Optional: matplotlib, openseespy, PySide6, pyvista, vtk.
File organization¶
src/apeGmsh/
core/ Geometry, labels, parts, constraints, loads, masses
mesh/ Meshing pipeline, FEMData, extraction
opensees/ OpenSees bridge (apeSees — post-session; apeGmsh.solvers removed in Phase-8)
viz/ Lightweight plotting, selection, VTK export
viewers/ Qt interactive viewers (30 files)

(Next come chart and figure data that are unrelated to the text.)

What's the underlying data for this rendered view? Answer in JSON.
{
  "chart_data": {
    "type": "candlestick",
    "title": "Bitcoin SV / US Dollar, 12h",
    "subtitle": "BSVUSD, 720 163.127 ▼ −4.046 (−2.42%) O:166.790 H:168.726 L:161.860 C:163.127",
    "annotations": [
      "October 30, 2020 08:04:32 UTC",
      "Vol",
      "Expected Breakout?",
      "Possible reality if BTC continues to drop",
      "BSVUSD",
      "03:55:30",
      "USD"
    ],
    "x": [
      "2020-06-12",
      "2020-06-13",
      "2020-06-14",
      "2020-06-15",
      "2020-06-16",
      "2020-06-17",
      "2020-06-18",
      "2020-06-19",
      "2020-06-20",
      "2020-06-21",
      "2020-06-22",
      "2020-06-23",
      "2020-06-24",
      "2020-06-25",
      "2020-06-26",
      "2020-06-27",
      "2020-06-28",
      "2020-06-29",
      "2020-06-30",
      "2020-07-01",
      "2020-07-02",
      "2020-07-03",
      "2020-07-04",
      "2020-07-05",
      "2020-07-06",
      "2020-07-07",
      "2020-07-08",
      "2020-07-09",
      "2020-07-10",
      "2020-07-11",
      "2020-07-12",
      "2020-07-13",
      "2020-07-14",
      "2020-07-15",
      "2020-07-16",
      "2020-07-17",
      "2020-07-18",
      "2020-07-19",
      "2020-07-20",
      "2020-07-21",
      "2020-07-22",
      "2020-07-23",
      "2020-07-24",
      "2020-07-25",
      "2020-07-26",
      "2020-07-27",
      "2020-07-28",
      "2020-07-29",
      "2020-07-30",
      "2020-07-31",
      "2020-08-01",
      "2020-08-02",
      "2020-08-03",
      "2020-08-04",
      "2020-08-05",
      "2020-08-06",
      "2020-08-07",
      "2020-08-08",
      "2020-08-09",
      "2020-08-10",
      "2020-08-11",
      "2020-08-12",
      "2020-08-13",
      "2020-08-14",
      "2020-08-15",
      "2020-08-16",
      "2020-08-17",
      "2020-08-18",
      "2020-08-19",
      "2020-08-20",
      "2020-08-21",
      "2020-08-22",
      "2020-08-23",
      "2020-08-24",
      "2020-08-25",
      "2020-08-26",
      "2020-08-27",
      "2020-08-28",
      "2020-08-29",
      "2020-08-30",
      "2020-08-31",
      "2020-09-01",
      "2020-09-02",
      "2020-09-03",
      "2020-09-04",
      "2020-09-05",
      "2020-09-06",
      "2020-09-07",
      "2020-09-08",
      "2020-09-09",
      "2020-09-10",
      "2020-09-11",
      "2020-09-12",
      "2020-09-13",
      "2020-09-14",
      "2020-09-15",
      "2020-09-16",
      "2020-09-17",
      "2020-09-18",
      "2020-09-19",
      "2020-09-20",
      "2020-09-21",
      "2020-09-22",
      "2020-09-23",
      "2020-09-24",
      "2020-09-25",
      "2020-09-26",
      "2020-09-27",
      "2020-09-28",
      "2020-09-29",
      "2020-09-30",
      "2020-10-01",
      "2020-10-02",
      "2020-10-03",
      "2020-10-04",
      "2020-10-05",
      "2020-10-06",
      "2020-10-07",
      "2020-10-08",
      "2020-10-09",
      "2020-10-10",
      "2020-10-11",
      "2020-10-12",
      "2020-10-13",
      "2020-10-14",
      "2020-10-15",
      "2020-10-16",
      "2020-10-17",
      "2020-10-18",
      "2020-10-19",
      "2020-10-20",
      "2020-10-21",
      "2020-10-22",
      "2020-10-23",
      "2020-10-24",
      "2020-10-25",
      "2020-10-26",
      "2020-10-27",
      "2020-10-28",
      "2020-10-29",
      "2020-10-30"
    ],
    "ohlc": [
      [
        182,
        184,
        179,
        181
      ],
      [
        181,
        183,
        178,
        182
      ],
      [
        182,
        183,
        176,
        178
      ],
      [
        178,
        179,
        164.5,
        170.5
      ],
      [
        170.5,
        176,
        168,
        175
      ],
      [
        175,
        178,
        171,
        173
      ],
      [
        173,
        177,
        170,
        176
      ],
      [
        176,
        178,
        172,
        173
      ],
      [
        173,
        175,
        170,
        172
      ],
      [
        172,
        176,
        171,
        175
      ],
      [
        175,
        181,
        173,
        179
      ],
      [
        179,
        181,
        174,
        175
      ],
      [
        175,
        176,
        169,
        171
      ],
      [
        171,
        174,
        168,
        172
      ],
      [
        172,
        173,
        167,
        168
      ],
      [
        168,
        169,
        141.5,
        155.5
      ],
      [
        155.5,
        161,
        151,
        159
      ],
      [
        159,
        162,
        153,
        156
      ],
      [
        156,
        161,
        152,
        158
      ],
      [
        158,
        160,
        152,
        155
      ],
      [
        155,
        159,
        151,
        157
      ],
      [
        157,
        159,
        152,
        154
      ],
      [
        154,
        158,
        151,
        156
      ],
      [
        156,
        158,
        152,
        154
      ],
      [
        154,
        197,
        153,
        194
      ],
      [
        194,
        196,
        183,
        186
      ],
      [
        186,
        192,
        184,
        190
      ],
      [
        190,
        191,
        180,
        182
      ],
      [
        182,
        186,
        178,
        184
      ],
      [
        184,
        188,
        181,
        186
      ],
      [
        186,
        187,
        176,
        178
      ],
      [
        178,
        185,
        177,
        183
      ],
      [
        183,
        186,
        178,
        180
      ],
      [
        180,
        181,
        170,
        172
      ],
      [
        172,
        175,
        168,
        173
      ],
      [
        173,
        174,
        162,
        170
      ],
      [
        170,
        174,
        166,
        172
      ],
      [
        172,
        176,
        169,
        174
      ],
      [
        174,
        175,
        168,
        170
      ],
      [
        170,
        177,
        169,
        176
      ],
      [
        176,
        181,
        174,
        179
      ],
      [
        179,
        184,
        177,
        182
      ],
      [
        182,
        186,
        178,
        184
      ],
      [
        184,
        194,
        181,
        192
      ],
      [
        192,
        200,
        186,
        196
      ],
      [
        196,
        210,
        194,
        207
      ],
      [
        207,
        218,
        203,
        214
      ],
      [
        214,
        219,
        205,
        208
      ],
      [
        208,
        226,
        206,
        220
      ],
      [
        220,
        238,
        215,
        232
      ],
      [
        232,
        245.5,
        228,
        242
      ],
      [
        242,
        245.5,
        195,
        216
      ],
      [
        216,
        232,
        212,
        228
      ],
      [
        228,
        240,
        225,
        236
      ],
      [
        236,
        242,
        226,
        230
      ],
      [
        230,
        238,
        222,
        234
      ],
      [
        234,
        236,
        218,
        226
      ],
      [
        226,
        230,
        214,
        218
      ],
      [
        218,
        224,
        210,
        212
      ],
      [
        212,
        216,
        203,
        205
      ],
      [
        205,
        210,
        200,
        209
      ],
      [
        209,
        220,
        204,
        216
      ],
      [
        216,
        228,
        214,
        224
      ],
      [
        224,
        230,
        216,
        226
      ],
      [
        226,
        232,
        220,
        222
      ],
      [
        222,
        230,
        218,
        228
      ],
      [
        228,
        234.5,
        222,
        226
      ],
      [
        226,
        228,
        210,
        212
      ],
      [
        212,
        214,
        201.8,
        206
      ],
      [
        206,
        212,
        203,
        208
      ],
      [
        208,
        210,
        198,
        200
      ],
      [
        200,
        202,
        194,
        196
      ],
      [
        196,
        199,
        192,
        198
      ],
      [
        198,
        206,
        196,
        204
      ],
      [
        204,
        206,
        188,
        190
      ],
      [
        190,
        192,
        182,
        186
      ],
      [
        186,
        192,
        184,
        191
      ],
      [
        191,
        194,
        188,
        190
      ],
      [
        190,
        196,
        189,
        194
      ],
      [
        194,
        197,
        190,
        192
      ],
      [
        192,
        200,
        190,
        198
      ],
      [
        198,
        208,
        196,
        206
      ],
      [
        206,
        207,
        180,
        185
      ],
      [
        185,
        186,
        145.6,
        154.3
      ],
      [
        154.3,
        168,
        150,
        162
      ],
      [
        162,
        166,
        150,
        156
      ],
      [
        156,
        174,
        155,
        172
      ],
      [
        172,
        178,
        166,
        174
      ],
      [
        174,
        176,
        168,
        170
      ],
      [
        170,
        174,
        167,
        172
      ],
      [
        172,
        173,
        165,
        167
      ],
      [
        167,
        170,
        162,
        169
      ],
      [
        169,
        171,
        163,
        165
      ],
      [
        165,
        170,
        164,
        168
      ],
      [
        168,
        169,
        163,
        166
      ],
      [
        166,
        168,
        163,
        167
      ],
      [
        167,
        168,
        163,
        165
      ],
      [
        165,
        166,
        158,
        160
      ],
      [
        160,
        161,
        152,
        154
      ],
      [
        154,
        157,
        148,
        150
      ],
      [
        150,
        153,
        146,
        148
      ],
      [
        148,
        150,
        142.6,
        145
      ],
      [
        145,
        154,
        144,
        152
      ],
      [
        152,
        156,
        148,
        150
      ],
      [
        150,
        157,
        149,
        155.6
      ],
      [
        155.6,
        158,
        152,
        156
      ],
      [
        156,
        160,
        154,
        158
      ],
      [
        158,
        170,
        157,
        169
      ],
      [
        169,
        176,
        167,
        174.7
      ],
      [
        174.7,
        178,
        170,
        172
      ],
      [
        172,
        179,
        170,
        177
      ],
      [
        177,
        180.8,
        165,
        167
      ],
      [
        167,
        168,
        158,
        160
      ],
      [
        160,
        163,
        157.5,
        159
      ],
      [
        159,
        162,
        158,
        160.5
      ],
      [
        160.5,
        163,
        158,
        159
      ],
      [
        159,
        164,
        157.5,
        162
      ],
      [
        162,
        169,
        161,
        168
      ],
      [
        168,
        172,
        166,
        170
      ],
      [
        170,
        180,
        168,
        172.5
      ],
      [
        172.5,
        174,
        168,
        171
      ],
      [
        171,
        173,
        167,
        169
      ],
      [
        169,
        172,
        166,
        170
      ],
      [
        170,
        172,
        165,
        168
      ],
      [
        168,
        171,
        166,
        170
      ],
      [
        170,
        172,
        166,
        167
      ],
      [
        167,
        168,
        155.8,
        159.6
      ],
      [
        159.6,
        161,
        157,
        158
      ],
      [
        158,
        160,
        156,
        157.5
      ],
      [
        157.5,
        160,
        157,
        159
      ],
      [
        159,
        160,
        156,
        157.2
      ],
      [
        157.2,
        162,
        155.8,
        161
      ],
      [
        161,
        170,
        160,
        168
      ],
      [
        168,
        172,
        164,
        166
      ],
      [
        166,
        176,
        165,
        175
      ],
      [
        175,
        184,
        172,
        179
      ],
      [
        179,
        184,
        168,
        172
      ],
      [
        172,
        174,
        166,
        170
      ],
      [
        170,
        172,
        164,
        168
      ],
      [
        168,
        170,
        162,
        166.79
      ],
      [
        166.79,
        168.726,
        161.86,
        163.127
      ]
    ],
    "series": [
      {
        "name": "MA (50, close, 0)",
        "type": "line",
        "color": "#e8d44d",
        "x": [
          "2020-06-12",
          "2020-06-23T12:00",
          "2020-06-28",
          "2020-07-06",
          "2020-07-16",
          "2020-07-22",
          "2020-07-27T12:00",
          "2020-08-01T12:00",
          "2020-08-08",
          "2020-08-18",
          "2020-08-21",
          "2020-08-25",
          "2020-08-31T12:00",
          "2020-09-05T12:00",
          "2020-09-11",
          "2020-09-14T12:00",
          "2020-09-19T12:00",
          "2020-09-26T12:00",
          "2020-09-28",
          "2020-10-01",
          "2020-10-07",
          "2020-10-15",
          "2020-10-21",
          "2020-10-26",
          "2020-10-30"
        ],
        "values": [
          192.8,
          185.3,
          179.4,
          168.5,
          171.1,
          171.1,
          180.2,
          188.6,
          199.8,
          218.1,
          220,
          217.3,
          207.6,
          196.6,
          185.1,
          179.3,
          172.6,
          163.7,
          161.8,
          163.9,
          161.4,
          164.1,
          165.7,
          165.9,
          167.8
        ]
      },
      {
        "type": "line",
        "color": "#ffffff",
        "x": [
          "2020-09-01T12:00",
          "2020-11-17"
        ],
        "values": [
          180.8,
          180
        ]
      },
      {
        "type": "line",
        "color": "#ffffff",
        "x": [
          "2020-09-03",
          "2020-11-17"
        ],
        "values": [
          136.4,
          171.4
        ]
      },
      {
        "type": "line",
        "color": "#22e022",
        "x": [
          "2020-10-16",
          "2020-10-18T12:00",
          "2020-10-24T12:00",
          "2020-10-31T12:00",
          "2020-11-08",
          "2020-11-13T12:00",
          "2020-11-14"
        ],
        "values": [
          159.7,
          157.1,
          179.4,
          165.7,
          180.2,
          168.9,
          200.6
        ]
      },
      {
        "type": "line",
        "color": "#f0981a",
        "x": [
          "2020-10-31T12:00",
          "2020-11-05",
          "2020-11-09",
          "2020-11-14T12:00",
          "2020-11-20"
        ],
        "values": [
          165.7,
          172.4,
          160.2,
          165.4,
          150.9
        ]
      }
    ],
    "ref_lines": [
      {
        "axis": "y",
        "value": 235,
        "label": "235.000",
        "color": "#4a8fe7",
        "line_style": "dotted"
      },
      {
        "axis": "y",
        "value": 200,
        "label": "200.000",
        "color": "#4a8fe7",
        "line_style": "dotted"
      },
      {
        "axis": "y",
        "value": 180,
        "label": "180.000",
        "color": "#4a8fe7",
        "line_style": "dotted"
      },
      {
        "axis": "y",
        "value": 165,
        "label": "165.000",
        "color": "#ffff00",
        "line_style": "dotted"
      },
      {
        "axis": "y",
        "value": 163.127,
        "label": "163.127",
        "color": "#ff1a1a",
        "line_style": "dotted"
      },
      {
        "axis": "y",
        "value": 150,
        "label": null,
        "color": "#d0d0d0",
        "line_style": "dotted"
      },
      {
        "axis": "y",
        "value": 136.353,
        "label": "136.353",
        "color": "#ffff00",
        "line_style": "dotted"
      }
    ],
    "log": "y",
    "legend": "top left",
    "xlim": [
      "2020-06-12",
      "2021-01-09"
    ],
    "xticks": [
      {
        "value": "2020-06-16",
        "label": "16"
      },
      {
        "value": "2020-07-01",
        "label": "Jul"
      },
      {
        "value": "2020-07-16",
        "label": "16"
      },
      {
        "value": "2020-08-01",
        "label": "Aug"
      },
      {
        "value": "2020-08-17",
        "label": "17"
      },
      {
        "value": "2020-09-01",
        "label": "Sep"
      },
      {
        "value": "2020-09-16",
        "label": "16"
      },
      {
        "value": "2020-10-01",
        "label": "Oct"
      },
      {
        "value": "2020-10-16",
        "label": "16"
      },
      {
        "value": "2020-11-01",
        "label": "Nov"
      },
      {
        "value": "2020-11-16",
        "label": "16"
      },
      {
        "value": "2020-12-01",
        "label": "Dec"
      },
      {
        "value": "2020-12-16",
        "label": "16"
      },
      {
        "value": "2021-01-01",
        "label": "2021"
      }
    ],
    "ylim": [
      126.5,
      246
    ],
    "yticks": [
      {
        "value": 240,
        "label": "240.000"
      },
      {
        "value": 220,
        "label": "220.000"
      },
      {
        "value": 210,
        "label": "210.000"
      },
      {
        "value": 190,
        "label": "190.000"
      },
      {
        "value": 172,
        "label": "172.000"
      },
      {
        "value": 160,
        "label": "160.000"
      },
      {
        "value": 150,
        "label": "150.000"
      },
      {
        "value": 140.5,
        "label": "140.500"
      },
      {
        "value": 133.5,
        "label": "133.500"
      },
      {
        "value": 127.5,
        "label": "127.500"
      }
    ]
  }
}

sections/ Parametric section builders
results/ Post-processing
Every composite is a thin class in one file. Sub-composites are
prefixed with _ (private modules). Public API is exported through
__init__.py.
Design principles¶
-
Composition over inheritance — the session is a container, not a base class. Composites don't inherit from each other.
-
Names survive operations — labels and physical groups are preserved through every boolean operation, every remesh, every part import. Names are the only stable identifier.
-
Define before mesh, resolve after — constraints, loads, and masses are symbolic until the mesh exists. This decouples the engineering intent from the mesh realization.
-
The broker is the boundary —
FEMDatais the single point where live Gmsh state becomes frozen data. Everything downstream (solvers, viewers, results) works from the broker, never from Gmsh. -
Solver adapters are thin — the resolver does the heavy math (tributary integration, surface projection, interpolation weights). The solver adapter just translates records to commands.
-
Optional dependencies are lazy — matplotlib, openseespy, PySide6, pyvista are imported at call time, not at module level.
pip install apeGmshgives you the full core with no heavy deps.